Facebook, hell, kicking the habit, life after

Indo col 48:

I can still remember the first time I heard about Facebook. A friend who works for Apple (and therefore has his finger on the tech pulse) told me it was the way forward – clean, functional, smart, the exact opposite of its social media predecessors, Bebo and MySpace. So I joined, and spent about four years of my life enslaved to it. I took to it partly because of who I am – a slightly introverted, fidgety individual with a love of smart-aleckry – and part of it was the sheer genius of Facebook’s model: You post something, someone likes it, you feel good. You reconnect with long lost friends, classmates, distant relatives, get a glimpse into their lives, and bask in the glow of a more connected world. In an increasingly dislocated society, Facebook felt like it was bringing us all closer together. Except obviously, that isn’t how it works.

I soon realised that the reason I had lost touch with my classmates is that I wanted to. Long lost acquaintances got lost for a reason, and exs are definitely meant to stay exs and not transition into digital chums. It’s a fairly short hop, skip and jump from ‘we should catch up over coffee’ to living in a bedsit above a plant hire shop and only seeing your kids on Saturdays. Most of the time, the past is the past for a reason.

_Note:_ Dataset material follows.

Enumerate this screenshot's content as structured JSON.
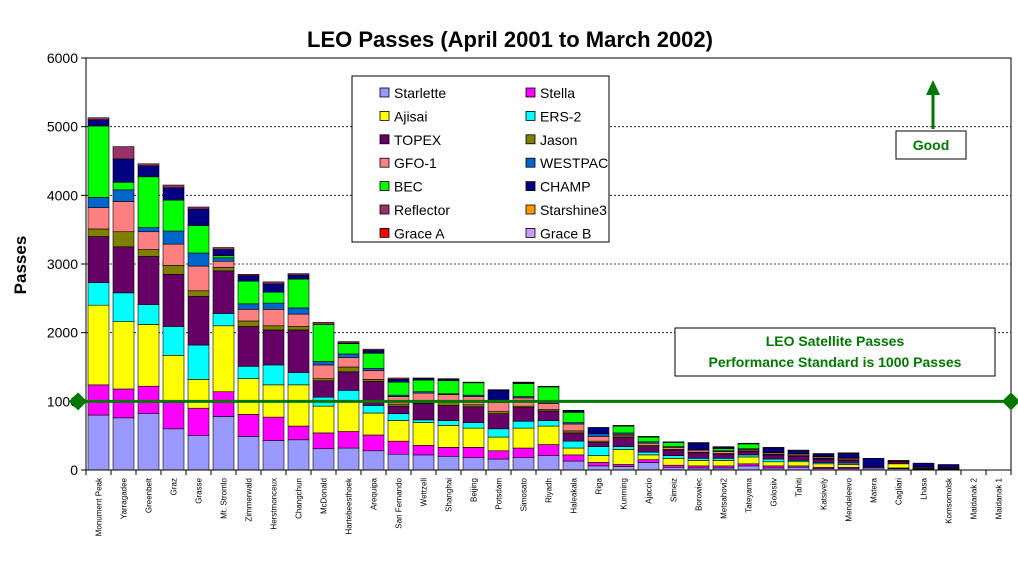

Even those on the friends list from my present day life were starting to grate – Facebook is like a curse from the gods that forces you to listen to the innermost thoughts of people whose outermost thoughts make you want to stab chopsticks into your ears so you can’t hear them. Good friends who you believed to be reasonable human beings were now posting photos of sunsets with motivational quotes pasted across them, when you knew full well that they were doing it whilst lying on a couch eating a bowl of Doritos. It is the projection that makes Facebook so draining – you become a performer, playing the role of your best life, your best self. But it is a Nietzschean abyss, and the more you gaze into it, the more it gazes into you. So I deleted my profile, and the platform went from strength to strength, spreading across the world like a virus, with some 60% of Irish people using it. It seems unlikely to change any time soon, despite the Cambridge Analytica bombshell.

Is there anyone who didn’t think their data was being harvested by Facebook? It seems unlikely, given how much of their life people are willing to fling at the site – photos, videos, dream diaries, all are chucked enthusiastically into Zuckerberg’s vast nothing. How did they think Facebook made money? Data mining has been a lucrative trade since the dawn of the internet, it is hard to imagine anyone naive enough to think they weren’t being targeted. Yet it would appear that some people actually bought into Zuck’s greatest sleight of hand – the notion that Facebook is private and secure. I use Twitter but I do so in the full knowledge that it is a broadcast tool – it is not a closed network, so I know I might as well be standing on a street corner with a megaphone screaming my opinions at the world, and that knowledge keeps me in check in a way that Facebook and its thin veil never did. I mean, sure, Twitter is overflowing with Nazis and trolls, but at least they can only spit their venom in 280-character bursts. Underlying Facebook is a rich seam of deceit – from fake profiles to fake news to fake ads, all preying on people who might not be fully aware that in the haunted funhouse that is the internet, nothing should be taken at face value.

Ditching Facebook wasn’t the easiest thing in the world – listening to co-workers talking about something fantastic they shared on FB leaves you feeling a little left out. But then you discover that what they shared was either a video of someone falling down a hole, a baby panda sleeping, or a video of Alex Jones from Infowars screaming about George Soros, and you feel reassured that you did the right thing. You lose touch with certain people, but not the ones who matter. Life becomes less cluttered.

As for Cambridge Analytica, it seems a stretch to suggest that they won the election for Trump or even got Brexit over the line – but they certainly tapped into a rich seam of rampant nationalism and weaponised it. Thankfully, it is unlikely that they would be able to manipulate the Irish electorate into voting a certain way – as the ten-year anniversary of Bertie Ahern’s resignation looms, it is comforting to remember that thanks to a hot mix of Civil War politics, populism and dedicated self interest, we’re more than capable of making poor choices all on our own.